I've also blogged good story ideas that are often, eventually, picked up by student or local media. And sometimes I reveal the innards of Grady's politics, but not as often as I'd like.




Tuesday, October 6, 2015

Poll Support x Twitter Followers

In the GOP race we all know Trump is ahead (though perhaps slipping), so I decided to examine all the candidates by their national poll numbers and number of Twitter followers. First off, there is a high correlation between the two (r = .80), in large part thanks to Trump's lead in both polls and Twitter followers. Still, remove Trump and the correlation is still .71, so we got something here.

See the scatterplot below. Yeah, that's Trump all alone in the top right corner. If we drew a regression line here, it'd be running up from 0,0 to Trumpland, a nice linear fit. As I tell my students over and over, however, correlation is not causality.

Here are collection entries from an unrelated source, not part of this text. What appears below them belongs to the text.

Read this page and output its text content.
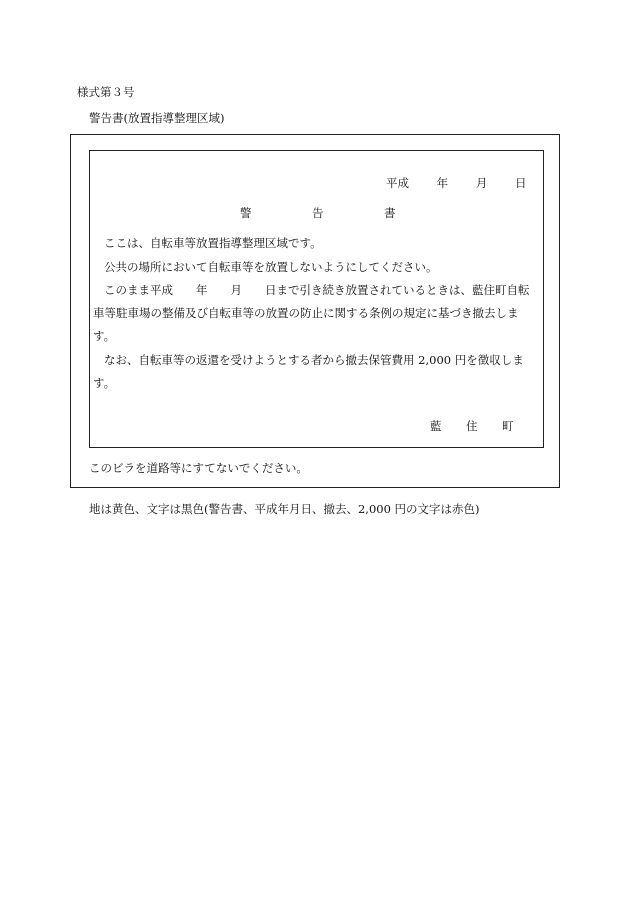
様式第３号
警告書(放置指導整理区域)
平成 年 月 日
警	告	書
ここは、自転車等放置指導整理区域です。
公共の場所において自転車等を放置しないようにしてください。
このまま平成　　年　　月　　日まで引き続き放置されているときは、藍住町自転車等駐車場の整備及び自転車等の放置の防止に関する条例の規定に基づき撤去します。
なお、自転車等の返還を受けようとする者から撤去保管費用 2,000 円を徴収します。
藍 住 町
このビラを道路等にすてないでください。
地は黄色、文字は黒色(警告書、平成年月日、撤去、2,000 円の文字は赤色)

You cannot argue lots of Trump followers equals poll popularity, nor the other way around.



Raw data is below.

Poll Twitter
Bush 8.3 326,000
Carson 17.3 705,000
Christie 2.6 55,600
Cruz 6.1 519,000
Fiorina 11 581,000
Graham 0.3 27,800
Huckabee 2.8 411,000
Jindal 0.5 20,900
Kasich 3.1 111,000
Pataki 0.3 54,600
Paul 2.4 693,000
Rubio 9.5 888,000
Santorum 0.4 245,000
Trump 22.8 4,036,000


Millage Rates

I teach journalism, but I'm also a bit of a nerd when it comes to statistics, math, and especially public opinion polls. Today let's look at an "explainer" produced by our Newsource students down stairs. You can watch it here for context. Go ahead. It's fast. Then come back. Oh, and I love the clever bit about what's a millage rate? It's not Milledge Avenue. Nice job on that.




OK, done? Good.

At the 1:27 point we get to my point. Here's a screenshot:



So what's the problem? Not the math. The issue is the "If your assessed property value is $100,000 ..."

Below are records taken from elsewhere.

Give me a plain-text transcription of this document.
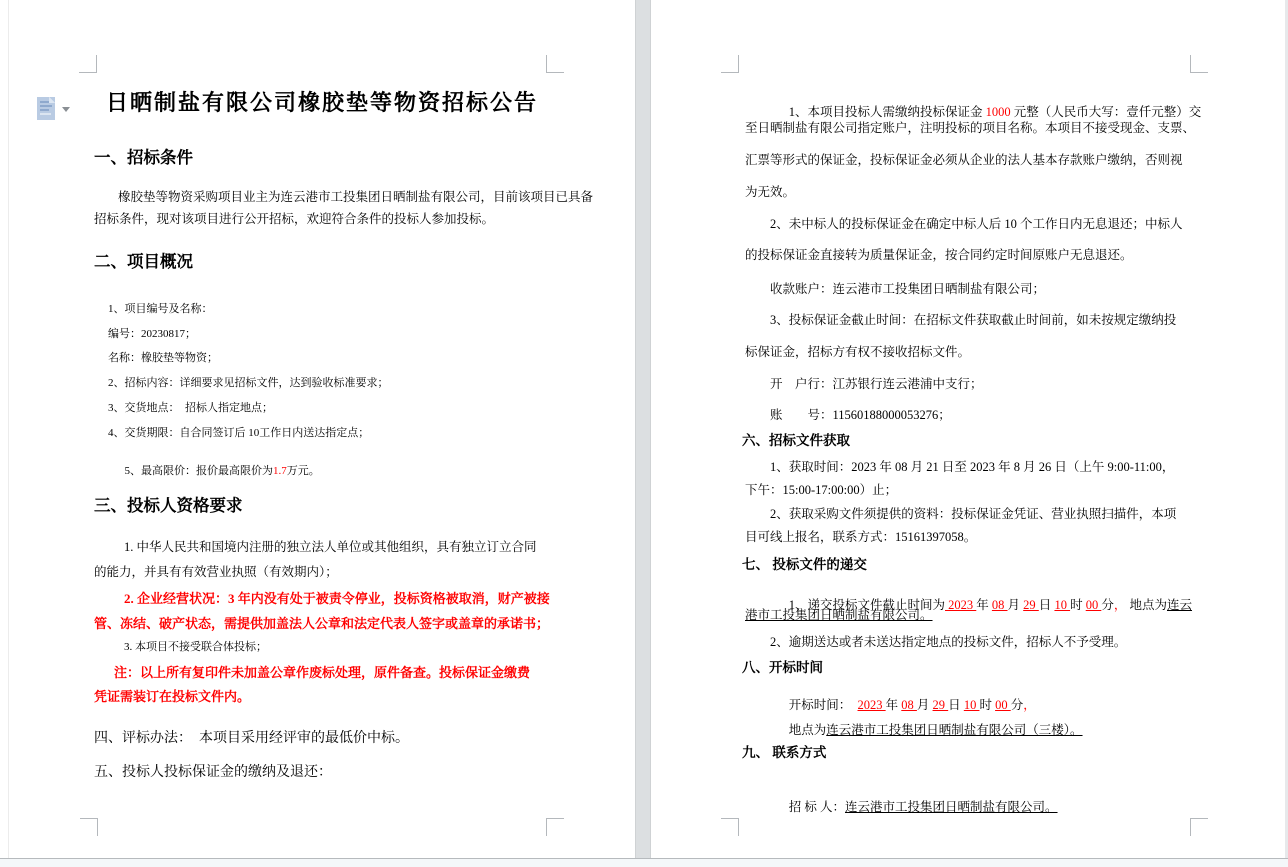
日晒制盐有限公司橡胶垫等物资招标公告
一、招标条件
橡胶垫等物资采购项目业主为连云港市工投集团日晒制盐有限公司，目前该项目已具备
招标条件，现对该项目进行公开招标，欢迎符合条件的投标人参加投标。
二、项目概况
1、项目编号及名称：
编号：20230817；
名称：橡胶垫等物资；
2、招标内容：详细要求见招标文件，达到验收标准要求；
3、交货地点：  招标人指定地点；
4、交货期限：自合同签订后 10工作日内送达指定点；

5、最高限价：报价最高限价为1.7万元。

三、投标人资格要求
1. 中华人民共和国境内注册的独立法人单位或其他组织，具有独立订立合同
的能力，并具有有效营业执照（有效期内）；
2. 企业经营状况：3 年内没有处于被责令停业，投标资格被取消，财产被接
管、冻结、破产状态，需提供加盖法人公章和法定代表人签字或盖章的承诺书；
3. 本项目不接受联合体投标；
注：以上所有复印件未加盖公章作废标处理，原件备查。投标保证金缴费
凭证需装订在投标文件内。
四、评标办法：  本项目采用经评审的最低价中标。
五、投标人投标保证金的缴纳及退还：

1、本项目投标人需缴纳投标保证金 1000 元整（人民币大写：壹仟元整）交

至日晒制盐有限公司指定账户，注明投标的项目名称。本项目不接受现金、支票、
汇票等形式的保证金，投标保证金必须从企业的法人基本存款账户缴纳，否则视
为无效。
2、未中标人的投标保证金在确定中标人后 10 个工作日内无息退还；中标人
的投标保证金直接转为质量保证金，按合同约定时间原账户无息退还。
收款账户：连云港市工投集团日晒制盐有限公司；
3、投标保证金截止时间：在招标文件获取截止时间前，如未按规定缴纳投
标保证金，招标方有权不接收招标文件。
开　户行：江苏银行连云港浦中支行；
账　　号：11560188000053276；
六、招标文件获取
1、获取时间：2023 年 08 月 21 日至 2023 年 8 月 26 日（上午 9:00-11:00，
下午：15:00-17:00:00）止；
2、获取采购文件须提供的资料：投标保证金凭证、营业执照扫描件，本项
目可线上报名，联系方式：15161397058。
七、 投标文件的递交

1、递交投标文件截止时间为 2023 年 08 月 29 日 10 时 00 分， 地点为连云

港市工投集团日晒制盐有限公司。
2、逾期送达或者未送达指定地点的投标文件，招标人不予受理。
八、开标时间

开标时间：  2023 年 08 月 29 日 10 时 00 分，

地点为连云港市工投集团日晒制盐有限公司（三楼）。

九、 联系方式

招 标 人：连云港市工投集团日晒制盐有限公司。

That's not quite how it works. Here's a nice, simple description, but I'll save you the visit off site and summarize it for you.

1. You have the assessed value of your home. In our example above, $100,000.
2. You then take 40 percent of that value.
3. And then you remove various exemptions, like homestead exemption. Let's say $10,000
4. This gives you the taxable value.

So in the example above, a $100,000 assessed value would become a tax on $30,000. So instead of a $1,913.10 tax bill, you'd see more like a $765.24.

How'd I catch this? I own a home in Clarke County -- with higher taxes than Jackson -- assessed at more than $100k, and I know my tax bill is below $1,913.

So there's commercial value, assessed value, and taxable value.